On-state characteristic
The on-state voltage of the thyristors increases by less than 2% during the whole test. However, large increases in the on-state voltage of TB2, TB3 and TB6 occur immediately before device failure, as shown in Fig. 2.
Blocking characteristic
The forward leakage current Id and the reverse leakage current Ir of the thyristors have no obvious change trend, as shown in Fig. 3. However, the forward leakage current of TB5 obviously increases before failure.
Because the failed device at 170 ℃ cannot reach the forward blocking withstand voltage of 8500 V, there are no measurement data after the failure. However, the reverse blocking withstand voltage is still maintained after the forward blocking failure, such as in TB2.
Gate characteristic
There is a decreasing trend of the gate trigger voltage Vgt and the gate trigger current ts of thyristors at the beginning of the test from 0 h to 200 h in Fig. 4. However, as the testing time increases, Vgt and Igt slowly decrease by less than 2% during the remaining test. In addition, TB4 fails, accompanied by a significant increase in the gate trigger voltage.
In summary, during the temperature accelerated aging test, the reverse recovery characteristic and gate characteristic exhibit obvious and consistent degradation.
Voltage acceleratedageingtest
The voltage accelerated ageing test adopted a sine voltage wave equal to 1.06 UD/Ur, where UD is the rated forward voltage and Ur is the rated reverse voltage. The testing time was 1000 hours, and the test was suspended every 100 hours to measure the electrical characteristics. To protect the test platform, if the leakage current of the thyristors was greater than 220 mA, the test automatically stopped.
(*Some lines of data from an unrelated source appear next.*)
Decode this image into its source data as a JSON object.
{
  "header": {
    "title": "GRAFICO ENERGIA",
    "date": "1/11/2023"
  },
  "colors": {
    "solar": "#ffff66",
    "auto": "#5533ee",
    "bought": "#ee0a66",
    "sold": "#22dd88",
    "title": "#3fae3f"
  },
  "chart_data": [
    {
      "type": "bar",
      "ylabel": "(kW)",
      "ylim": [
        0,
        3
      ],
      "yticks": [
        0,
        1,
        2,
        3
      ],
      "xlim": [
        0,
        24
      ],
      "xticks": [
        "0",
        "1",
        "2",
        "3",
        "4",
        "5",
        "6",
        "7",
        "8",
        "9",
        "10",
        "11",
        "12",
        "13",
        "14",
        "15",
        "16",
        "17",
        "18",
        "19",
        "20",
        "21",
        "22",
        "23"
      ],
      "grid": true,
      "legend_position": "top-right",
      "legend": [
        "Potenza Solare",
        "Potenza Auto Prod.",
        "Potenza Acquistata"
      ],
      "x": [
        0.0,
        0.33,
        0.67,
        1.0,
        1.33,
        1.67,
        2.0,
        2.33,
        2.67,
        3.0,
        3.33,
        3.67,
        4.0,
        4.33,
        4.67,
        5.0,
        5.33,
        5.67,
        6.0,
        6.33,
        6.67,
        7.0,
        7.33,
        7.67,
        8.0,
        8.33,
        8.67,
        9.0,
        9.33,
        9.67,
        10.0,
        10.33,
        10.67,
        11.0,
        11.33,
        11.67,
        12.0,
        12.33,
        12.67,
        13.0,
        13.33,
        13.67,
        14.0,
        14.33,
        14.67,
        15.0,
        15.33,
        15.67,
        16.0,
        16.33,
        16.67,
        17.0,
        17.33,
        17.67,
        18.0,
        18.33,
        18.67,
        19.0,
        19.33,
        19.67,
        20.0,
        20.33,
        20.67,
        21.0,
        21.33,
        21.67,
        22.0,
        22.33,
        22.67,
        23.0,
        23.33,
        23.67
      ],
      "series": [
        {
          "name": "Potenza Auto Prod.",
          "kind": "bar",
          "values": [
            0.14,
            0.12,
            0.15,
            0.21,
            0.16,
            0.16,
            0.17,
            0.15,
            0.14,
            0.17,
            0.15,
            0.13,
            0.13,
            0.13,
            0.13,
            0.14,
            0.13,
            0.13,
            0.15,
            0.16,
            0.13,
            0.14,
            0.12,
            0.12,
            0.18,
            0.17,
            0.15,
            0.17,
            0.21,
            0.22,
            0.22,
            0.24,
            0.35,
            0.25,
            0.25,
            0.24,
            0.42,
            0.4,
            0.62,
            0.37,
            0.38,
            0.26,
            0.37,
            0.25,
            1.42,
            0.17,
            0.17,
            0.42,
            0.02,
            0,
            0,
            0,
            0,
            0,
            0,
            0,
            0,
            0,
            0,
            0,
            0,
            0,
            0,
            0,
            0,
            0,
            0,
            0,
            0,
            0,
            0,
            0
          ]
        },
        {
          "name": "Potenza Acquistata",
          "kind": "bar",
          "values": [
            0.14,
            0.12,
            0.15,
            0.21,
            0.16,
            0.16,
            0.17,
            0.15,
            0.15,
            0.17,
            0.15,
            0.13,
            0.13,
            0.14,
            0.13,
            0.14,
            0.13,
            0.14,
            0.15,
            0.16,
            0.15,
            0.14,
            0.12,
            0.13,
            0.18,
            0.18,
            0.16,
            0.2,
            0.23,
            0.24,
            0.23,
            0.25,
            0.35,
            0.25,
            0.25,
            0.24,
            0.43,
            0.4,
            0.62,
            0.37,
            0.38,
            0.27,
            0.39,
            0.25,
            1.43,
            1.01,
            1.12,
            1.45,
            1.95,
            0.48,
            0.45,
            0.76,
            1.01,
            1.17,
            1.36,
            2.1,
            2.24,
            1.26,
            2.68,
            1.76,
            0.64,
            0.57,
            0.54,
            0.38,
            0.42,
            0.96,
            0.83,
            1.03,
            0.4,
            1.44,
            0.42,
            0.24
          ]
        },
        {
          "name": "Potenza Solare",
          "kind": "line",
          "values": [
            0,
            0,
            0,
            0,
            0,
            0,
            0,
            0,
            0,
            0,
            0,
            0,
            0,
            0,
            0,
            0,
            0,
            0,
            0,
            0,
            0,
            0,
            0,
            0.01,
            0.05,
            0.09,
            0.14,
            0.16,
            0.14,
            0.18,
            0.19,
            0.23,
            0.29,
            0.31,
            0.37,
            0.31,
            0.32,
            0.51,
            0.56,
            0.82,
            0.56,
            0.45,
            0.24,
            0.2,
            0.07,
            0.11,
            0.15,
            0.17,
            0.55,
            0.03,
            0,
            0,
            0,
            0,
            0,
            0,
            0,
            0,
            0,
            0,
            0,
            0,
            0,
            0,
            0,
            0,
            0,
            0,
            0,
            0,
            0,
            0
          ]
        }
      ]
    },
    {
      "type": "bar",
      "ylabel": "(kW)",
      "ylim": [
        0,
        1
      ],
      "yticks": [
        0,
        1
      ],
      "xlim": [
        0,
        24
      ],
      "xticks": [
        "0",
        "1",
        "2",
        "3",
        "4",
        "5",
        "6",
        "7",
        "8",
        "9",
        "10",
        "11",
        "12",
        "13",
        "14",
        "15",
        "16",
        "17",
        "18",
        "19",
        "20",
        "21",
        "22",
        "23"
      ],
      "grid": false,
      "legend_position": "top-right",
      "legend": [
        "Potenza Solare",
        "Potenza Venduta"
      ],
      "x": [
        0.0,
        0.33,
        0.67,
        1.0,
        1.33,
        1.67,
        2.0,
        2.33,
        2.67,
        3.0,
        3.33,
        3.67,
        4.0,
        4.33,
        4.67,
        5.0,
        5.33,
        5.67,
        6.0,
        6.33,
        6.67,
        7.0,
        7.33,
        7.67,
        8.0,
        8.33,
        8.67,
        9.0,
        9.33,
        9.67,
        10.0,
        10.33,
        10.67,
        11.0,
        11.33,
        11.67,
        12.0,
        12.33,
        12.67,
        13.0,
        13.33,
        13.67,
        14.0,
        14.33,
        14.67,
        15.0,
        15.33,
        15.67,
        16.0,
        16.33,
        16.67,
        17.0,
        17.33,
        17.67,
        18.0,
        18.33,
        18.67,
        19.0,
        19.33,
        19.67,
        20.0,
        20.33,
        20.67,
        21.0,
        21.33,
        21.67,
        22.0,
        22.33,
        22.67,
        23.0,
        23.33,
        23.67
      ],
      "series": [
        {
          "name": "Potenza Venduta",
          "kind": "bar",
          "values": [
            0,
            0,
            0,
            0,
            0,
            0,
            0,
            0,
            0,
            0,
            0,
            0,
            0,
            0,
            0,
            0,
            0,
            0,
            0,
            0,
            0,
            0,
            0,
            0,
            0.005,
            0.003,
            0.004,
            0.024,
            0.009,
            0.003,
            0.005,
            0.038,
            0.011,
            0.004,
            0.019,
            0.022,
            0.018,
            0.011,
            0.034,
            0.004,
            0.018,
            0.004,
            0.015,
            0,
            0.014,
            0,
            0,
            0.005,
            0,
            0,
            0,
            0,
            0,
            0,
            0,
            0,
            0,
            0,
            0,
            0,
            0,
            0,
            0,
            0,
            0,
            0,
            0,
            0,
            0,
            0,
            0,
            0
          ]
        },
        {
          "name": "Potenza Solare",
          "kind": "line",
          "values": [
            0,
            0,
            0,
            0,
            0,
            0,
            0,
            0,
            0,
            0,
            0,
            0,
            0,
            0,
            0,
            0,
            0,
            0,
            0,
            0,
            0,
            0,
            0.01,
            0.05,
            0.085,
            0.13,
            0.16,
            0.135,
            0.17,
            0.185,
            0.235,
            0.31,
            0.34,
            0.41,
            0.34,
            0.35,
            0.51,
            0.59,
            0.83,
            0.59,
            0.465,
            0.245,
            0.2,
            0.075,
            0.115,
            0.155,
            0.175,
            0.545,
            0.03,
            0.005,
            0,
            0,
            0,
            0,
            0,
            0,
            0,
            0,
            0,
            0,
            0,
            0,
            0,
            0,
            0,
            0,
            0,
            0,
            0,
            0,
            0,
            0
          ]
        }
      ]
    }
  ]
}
Six thyristors were tested. Two of them failed at the early stage. The other thyristors did not fail until the test finished. The four key electrical characteristics were obtained as follows.
Reverse recovery characteristic
The reverse recovery charge and reverse recovery time have no obvious change trend during the test, as shown in Fig. 5. The reverse recovery characteristic mainly reflects the speed of carrier dissipation in the chip under the same external circuit and test conditions. It is related to the doping, structure and defects in the chip. However, under blocking voltage stress, the thyristor does not turn on or turn off. Therefore, the stress has little influence on the carrier dissipation inside the chip, which may not change the reverse recovery characteristic.
On-state characteristic
The on-state voltage of the thyristor has no obvious change trend, and there is no obvious change before failure, as shown in Fig. 6. Because the chip does not turn on or turn off during the test process, there is almost no impact on the on-state characteristic of the thyristors.
Blocking characteristic
The forward leakage current Id significantly increases, by approximately 16.8% on average, during the test, as shown in Fig. 7, while the reverse leakage current Ir exhibits no obvious change. The leakage current also increases, and the blocking voltage decreases before device failure. Therefore, the voltage stress has an important influence on the blocking characteristic.
Gate characteristic
Fig. 8 shows that the gate trigger voltage and gate trigger current of the thyristors have no obvious change trend. Therefore, the voltage stress can be considered to have little influence on the gate trigger characteristic of the thyristors.
In summary, during the voltage accelerated aging test, the blocking characteristic exhibits obvious degradation, especially the forward leakage current. In addition, note that voltage and temperature stresses on thyristors always accompany each other at the same time in the actual operation of HVDC transmission systems.